Reporter: Noverius Laoli | Editor: Tri Adi
Pemerintah harus kreatif melakukan efisiensi biaya penyelenggaraan ibadah haji (BPIH) agar tidak memberatkan jamaah pasca pemerintah Arab Saudi memberlakukan PPN 5% bagi produk barang dan jasa. Menurut saya masih ada beberapa celah yang bisa dimanfaatkan pemerintah untuk menekan kenaikan ongkos haji.
Sejauh pengamatan saya selama ini, ada sejumlah komponen terbesar yang membutuhkan biaya jumbo dalam penyelenggaraan ibadah haji. Komponen tersebut meliputi harga tiket penerbangan dari Indonesia ke Arab Saudi dan sebaliknya. Baik itu penerbangan lewat pesawat Garuda Indonesia maupun Saudi Airlines.

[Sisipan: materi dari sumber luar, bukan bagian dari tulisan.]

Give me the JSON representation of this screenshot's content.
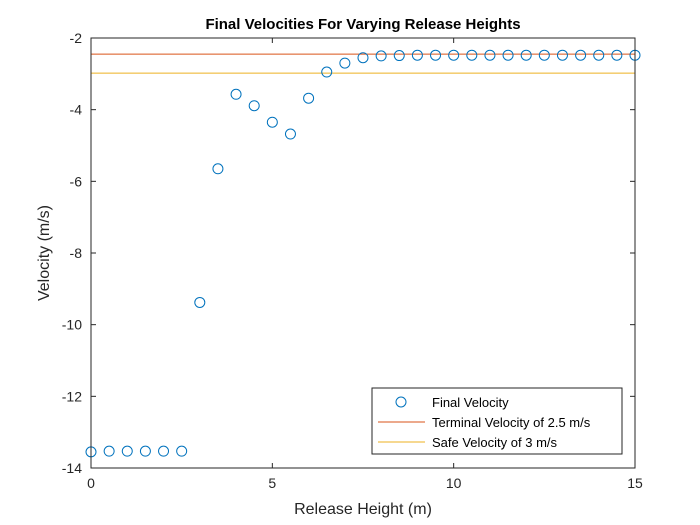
{
  "chart_data": {
    "type": "scatter",
    "title": "Final Velocities For Varying Release Heights",
    "xlabel": "Release Height (m)",
    "ylabel": "Velocity (m/s)",
    "xlim": [
      0,
      15
    ],
    "ylim": [
      -14,
      -2
    ],
    "xticks": [
      0,
      5,
      10,
      15
    ],
    "yticks": [
      -14,
      -12,
      -10,
      -8,
      -6,
      -4,
      -2
    ],
    "grid": false,
    "legend_position": "bottom-right",
    "series": [
      {
        "name": "Final Velocity",
        "kind": "scatter",
        "marker": "open-circle",
        "color": "#0072BD",
        "x": [
          0,
          0.5,
          1,
          1.5,
          2,
          2.5,
          3,
          3.5,
          4,
          4.5,
          5,
          5.5,
          6,
          6.5,
          7,
          7.5,
          8,
          8.5,
          9,
          9.5,
          10,
          10.5,
          11,
          11.5,
          12,
          12.5,
          13,
          13.5,
          14,
          14.5,
          15
        ],
        "y": [
          -13.55,
          -13.53,
          -13.53,
          -13.53,
          -13.53,
          -13.53,
          -9.38,
          -5.65,
          -3.57,
          -3.89,
          -4.35,
          -4.68,
          -3.68,
          -2.95,
          -2.7,
          -2.55,
          -2.5,
          -2.49,
          -2.48,
          -2.48,
          -2.48,
          -2.48,
          -2.48,
          -2.48,
          -2.48,
          -2.48,
          -2.48,
          -2.48,
          -2.48,
          -2.48,
          -2.48
        ]
      },
      {
        "name": "Terminal Velocity of 2.5 m/s",
        "kind": "line",
        "color": "#D95319",
        "x": [
          0,
          15
        ],
        "y": [
          -2.45,
          -2.45
        ]
      },
      {
        "name": "Safe Velocity of 3 m/s",
        "kind": "line",
        "color": "#EDB120",
        "x": [
          0,
          15
        ],
        "y": [
          -2.98,
          -2.98
        ]
      }
    ]
  }
}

Menurut saya, harga tiket pesawat ini masih bisa ditekan. Bisa itu dalam bentuk konversi ke pajak atau punĀ pungutan lainnya kepada maskapai sehingga harga tiketnya tidak terlalu mahal. Meskipun ada konversi itu, pemerintah juga harus memastikan kualitas pelayanan maskapai tetap prima. Artinya jangan sampai karena harga tiket ditekan, kualitas pelayanan ikut turun.
Kemudian komponen terbesar kedua menurut saya itu adalah biaya pemondokan atau hotel di Makkah. Memang ini sudah di luar kewenangan pemerintah untuk menekannya. Tapi pemerintah bisa memanfaatkan relasi dengan Arab Saudi untuk mencari celah agar biaya ini bisa diminimalisir dan terakhir biaya katering bagi jamaah haji.
Bila ketiga biaya komponen di atas bisa dikelola dengan baik oleh pemerintah sehingga nilainya tidak membengkak, maka kenaikan biaya haji bisa ditekan. Sebab ketiga komponen iniĀ mencapai 75% sampai 80% dari total biaya haji.
Dengan demikian, Kementerian Agama (Kemnag) tidak perlu mengajukan kenaikan biaya yang mencapai Rp 900.000 per jamaah. Karena biaya ini cukup membebani bagi jamaah yang berasal dari kelangan ekonomi menengah ke bawah. Seandainya pun ada kenaikan, setidaknya tidak mencapai sebesar itu. Memang ini tidak mudah, tapi bukan berarti pemerintah tidak bisa asalkan ada upaya yang serius.